Ao revisitar minhas memórias de infância no Alto Sertão da
Paraíba - entre Catolé do Rocha, o Pilar e o Cajueiro - descubro que a
religiosidade nunca foi para mim uma doutrina, mas um ambiente. Ela se
apresentava não como discurso, mas como presença silenciosa, especialmente nas
casas simples da zona rural, onde quase sempre havia um quadro do Sagrado
Coração de Jesus pendurado na parede principal. Aquela moldura oval envelhecida
parecia fazer parte da própria arquitetura emocional da casa.
Essas imagens não eram apenas objetos decorativos:
funcionavam como uma espécie de eixo espiritual da família. As rezas, as
promessas, os velórios, os encontros, tudo ocorria sob o olhar daquela figura
que, para mim, menino, emitia um mistério difícil de traduzir. Esse mistério
não estava no dogma em si, mas na forma como as pessoas acreditavam, no modo
como a fé organizava o cotidiano e oferecia uma dignidade silenciosa a vidas
tão marcadas por desafios.
Nas caminhadas com meu pai pelos sítios, aprendi a observar
essa relação entre imagem e existência. Meus avós, tanto do lado paterno quanto
materno, tinham uma devoção naturalizada, que não se impunha, apenas irradiava.
Havia ali uma ética da fé - discreta, forte, sem necessidade de explicações. E
mesmo quando, anos depois, me declarei ateu, nunca deixei de respeitar
profundamente essa forma de acreditar. Talvez porque eu soubesse que ela
abrigava algo essencial: uma maneira de enfrentar a vida com coragem, sentido e
esperança.
Nos últimos dez anos, minha própria visão de Deus se
transformou. Hoje não dependo de sistemas dogmáticos nem de fronteiras
religiosas. A ideia de Deus que me acompanha é mais ampla, mais ligada ao
humano, ao natural, ao que existe de melhor no gesto e na convivência. Cristo,
por sua vez, permanece para mim como uma figura central na história da
humanidade - não pela imposição religiosa, mas pelo exemplo ético. Uma síntese
de dignidade, cuidado, transformação e amor ativo.
É curioso perceber como, ao adquirir recentemente uma
fotografia antiga do Sagrado Coração - semelhante àquelas que marcaram minha
infância - reencontrei não apenas um objeto, mas um elo.
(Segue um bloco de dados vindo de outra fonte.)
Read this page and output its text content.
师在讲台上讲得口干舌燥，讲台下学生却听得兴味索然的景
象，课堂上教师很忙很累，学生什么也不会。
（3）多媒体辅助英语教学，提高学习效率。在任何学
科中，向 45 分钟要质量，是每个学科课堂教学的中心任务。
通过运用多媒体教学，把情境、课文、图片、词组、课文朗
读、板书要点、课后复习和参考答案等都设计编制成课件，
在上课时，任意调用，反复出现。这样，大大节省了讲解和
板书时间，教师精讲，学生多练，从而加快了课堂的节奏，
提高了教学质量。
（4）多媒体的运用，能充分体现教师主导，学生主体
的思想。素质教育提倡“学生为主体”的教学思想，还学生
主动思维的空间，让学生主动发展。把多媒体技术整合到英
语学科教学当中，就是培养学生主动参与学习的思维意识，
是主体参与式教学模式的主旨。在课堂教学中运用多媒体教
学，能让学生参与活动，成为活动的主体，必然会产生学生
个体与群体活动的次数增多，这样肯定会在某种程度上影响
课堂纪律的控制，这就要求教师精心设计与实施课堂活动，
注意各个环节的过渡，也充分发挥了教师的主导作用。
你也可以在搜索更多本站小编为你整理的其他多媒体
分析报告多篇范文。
Um elo entre a
simplicidade das casas sertanejas, a espiritualidade popular e meu próprio
percurso interior. E compreendi que certas imagens não nos abandonam: elas
permanecem porque guardam um significado que evolui conosco.
Não se trata mais de devoção no sentido tradicional. É reconhecimento. É memória. É a certeza de que, no fundo, toda fé - seja ela qual for - expressa um desejo humano legítimo: o desejo de transformar a si mesmo e o mundo ao redor. E isso, parceiro, continua sendo tão necessário quanto naquela parede antiga de barro.